Um pedido encarecido

Após a morte de seu irmão, María Antonia levou uma vida caseira em uma fazenda nos arredores de Caracas e se dedicou a administrar os bens da família.

Quintero conta que falar sobre a repatriação dos restos mortais de Simón Bolívar para Caracas havia se tornado um tabu na Venezuela, mesmo depois de vários anos após sua morte.

Mas, em 1838, María Antonia decidiu "quebrar o gelo".

"Ela escreveu uma carta ao presidente Carlos Soublette e afirmou que Bolívar havia deixado especificado em seu testamento que seus restos mortais fossem depositados em Caracas", disse a historiadora em outro podcast da Biblioteca Digital Banesco.

Ela acreditava que "já havia passado tempo suficiente para que tivessem acabado as paixões políticas" contra o "Libertador" e pediu "encarecidamente que permitissem a ela transferir as cinzas de seu irmão para Caracas".

Mas o pedido foi rejeitado e só em 1842 Páez determinou o repatriamento.
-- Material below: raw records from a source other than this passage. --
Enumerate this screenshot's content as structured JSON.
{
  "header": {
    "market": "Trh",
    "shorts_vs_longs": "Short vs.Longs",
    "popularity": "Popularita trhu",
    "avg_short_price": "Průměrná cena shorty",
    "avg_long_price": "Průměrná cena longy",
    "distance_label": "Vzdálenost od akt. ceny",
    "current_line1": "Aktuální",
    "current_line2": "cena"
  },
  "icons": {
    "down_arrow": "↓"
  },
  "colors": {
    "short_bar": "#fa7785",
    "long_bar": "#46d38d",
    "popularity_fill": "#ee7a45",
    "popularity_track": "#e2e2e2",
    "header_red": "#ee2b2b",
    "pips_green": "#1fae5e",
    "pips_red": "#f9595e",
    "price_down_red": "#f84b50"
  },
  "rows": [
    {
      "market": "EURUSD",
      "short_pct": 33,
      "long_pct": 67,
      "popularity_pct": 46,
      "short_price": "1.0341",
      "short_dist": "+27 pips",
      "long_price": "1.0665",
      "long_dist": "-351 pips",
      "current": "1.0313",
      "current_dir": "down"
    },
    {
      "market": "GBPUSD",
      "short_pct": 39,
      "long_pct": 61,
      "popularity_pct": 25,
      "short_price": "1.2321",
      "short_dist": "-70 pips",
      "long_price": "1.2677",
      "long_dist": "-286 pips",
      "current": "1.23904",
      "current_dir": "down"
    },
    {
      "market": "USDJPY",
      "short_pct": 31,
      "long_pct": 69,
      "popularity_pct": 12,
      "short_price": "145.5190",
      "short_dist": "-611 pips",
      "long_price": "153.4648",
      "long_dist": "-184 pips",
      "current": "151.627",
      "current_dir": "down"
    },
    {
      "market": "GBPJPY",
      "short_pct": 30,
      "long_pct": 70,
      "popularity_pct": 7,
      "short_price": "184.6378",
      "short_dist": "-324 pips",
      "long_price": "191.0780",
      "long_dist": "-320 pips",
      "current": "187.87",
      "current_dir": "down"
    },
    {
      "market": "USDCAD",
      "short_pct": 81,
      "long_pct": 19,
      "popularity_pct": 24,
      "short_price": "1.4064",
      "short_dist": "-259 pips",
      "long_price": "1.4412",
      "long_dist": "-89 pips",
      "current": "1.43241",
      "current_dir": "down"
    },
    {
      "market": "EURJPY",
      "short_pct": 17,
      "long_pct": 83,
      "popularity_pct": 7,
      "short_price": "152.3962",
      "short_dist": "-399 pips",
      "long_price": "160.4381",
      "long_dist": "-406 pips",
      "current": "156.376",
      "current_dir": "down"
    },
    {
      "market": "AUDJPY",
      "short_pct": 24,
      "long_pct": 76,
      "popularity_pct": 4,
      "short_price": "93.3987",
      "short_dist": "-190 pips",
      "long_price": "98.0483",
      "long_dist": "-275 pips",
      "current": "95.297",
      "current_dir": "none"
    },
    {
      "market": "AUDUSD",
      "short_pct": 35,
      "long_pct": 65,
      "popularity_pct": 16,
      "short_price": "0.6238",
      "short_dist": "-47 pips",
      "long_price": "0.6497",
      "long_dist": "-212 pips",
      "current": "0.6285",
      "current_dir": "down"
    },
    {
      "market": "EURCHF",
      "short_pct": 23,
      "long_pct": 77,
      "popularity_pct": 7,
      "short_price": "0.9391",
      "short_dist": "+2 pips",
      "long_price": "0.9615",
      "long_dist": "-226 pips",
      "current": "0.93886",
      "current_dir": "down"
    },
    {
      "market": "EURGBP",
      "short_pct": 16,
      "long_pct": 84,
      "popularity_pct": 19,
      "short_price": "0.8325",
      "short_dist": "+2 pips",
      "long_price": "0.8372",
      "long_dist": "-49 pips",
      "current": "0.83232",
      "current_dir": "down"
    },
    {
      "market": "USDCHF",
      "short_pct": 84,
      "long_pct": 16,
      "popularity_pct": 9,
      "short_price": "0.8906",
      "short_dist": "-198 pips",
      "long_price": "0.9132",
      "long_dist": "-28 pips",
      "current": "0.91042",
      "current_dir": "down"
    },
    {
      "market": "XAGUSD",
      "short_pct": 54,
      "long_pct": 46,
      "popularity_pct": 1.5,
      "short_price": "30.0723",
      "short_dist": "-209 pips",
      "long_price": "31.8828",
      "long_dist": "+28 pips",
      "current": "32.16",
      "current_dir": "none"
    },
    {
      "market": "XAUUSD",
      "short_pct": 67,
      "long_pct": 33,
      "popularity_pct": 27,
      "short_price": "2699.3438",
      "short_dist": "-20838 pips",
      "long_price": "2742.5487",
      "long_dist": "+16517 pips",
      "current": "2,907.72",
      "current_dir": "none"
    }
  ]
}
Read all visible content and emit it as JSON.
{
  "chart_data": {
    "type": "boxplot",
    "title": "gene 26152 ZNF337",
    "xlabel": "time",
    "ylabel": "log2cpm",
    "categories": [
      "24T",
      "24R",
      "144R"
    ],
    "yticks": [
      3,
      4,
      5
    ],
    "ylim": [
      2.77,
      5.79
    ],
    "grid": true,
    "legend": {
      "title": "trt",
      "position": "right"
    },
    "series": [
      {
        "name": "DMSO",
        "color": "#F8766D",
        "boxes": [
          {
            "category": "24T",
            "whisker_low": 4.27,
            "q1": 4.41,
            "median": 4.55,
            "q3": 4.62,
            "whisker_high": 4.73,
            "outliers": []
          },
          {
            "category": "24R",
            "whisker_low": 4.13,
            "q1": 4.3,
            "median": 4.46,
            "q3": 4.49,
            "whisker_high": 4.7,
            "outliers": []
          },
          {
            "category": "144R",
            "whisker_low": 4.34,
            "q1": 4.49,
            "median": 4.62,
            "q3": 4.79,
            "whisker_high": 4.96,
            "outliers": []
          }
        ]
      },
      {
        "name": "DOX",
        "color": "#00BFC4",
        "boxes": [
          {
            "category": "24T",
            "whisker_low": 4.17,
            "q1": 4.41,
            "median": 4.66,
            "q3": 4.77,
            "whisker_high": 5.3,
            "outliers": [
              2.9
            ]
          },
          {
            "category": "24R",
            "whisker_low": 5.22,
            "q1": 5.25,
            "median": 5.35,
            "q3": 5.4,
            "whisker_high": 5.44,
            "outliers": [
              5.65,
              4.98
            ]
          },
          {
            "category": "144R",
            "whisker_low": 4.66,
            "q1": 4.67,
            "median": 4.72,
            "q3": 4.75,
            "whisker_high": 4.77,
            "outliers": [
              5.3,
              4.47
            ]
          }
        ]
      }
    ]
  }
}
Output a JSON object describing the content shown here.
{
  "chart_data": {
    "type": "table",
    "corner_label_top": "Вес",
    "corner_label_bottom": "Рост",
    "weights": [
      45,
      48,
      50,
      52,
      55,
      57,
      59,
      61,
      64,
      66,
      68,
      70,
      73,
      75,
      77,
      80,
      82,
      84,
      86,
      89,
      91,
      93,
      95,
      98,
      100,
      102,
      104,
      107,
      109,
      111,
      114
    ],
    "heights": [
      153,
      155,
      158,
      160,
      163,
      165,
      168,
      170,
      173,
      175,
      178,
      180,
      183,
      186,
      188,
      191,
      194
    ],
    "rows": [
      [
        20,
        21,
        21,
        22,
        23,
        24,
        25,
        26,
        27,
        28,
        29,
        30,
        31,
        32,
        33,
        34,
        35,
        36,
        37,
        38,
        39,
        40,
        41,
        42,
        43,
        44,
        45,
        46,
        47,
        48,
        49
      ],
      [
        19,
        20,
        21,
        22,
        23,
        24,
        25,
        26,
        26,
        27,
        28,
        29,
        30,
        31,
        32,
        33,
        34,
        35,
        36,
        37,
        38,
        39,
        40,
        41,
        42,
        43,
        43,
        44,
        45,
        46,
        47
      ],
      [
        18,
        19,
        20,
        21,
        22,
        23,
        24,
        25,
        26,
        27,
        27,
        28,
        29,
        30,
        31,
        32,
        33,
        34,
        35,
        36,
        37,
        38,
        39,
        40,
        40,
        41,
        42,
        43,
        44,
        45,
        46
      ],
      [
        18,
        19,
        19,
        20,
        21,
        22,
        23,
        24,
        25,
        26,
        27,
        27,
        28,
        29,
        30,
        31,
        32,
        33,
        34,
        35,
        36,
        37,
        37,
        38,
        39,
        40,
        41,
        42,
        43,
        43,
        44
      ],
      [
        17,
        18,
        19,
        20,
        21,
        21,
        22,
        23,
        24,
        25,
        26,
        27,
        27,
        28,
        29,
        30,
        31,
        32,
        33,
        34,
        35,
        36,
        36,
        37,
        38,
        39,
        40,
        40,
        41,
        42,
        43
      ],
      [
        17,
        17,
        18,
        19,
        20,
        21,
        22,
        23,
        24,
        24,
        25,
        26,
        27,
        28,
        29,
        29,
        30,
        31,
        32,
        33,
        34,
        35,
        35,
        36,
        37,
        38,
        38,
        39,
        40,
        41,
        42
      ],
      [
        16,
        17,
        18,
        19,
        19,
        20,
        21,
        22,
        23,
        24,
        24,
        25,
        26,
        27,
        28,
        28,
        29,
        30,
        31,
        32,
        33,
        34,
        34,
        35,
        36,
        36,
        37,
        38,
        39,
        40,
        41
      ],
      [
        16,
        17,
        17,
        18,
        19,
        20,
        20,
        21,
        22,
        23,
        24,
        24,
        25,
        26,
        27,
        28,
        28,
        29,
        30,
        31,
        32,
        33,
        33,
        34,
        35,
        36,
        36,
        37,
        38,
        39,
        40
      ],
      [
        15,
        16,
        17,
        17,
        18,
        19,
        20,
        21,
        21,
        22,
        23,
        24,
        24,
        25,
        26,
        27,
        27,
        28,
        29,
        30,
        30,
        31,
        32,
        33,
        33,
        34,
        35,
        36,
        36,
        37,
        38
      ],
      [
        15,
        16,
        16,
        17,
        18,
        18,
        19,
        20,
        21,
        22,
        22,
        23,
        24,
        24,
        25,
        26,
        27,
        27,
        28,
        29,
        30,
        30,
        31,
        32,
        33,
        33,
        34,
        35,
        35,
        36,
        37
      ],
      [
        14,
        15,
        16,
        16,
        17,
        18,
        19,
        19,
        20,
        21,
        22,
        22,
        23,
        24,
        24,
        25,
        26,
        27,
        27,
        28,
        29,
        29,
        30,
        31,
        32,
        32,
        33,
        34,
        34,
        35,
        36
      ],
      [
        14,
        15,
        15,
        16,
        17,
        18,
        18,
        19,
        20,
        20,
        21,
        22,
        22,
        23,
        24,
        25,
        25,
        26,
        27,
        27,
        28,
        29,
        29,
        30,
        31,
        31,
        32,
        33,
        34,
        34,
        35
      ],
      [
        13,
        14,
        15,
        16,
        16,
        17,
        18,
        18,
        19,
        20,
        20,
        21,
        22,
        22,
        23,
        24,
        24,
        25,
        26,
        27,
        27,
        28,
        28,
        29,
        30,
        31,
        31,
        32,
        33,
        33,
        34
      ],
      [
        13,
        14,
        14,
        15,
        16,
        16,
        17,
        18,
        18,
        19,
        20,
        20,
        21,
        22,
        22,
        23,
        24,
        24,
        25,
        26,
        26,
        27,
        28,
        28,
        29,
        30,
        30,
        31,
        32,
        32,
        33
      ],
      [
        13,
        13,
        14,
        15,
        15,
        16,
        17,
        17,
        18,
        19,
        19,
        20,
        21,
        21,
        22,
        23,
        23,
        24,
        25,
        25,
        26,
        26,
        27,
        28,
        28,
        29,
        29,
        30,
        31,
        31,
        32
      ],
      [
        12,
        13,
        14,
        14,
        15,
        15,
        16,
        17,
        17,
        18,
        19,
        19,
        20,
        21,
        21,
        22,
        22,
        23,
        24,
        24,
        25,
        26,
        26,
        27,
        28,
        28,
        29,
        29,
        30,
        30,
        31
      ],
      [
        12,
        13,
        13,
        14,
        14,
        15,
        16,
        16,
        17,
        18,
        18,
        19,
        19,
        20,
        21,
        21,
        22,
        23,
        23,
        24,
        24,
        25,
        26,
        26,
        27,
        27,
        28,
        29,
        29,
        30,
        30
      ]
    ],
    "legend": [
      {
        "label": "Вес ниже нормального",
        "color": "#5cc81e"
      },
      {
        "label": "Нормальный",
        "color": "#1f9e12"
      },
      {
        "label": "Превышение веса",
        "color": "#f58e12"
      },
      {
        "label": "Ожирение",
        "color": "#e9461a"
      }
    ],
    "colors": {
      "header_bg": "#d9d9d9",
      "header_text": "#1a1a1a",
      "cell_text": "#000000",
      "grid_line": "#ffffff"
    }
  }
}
"María Antonia não estava presente. No dia 7 de outubro, dois meses antes da generosa homenagem ao Libertador, sua irmã faleceu."

Apesar de suas profundas diferenças políticas, anos antes, em 1825, ela havia escrito para ele:

"(...) diga sempre o que disseste em Cumaná no ano 14 que seria 'Libertador', ou morto. Esse é o teu verdadeiro título, aquele que te elevou acima dos grandes homens, e aquele que te conservará as glórias que adquiriu com o custo de seus sacrifícios (...)"

"Não posso deixar de declarar a você os sentimentos do meu coração pelo interesse que tenho em sua felicidade."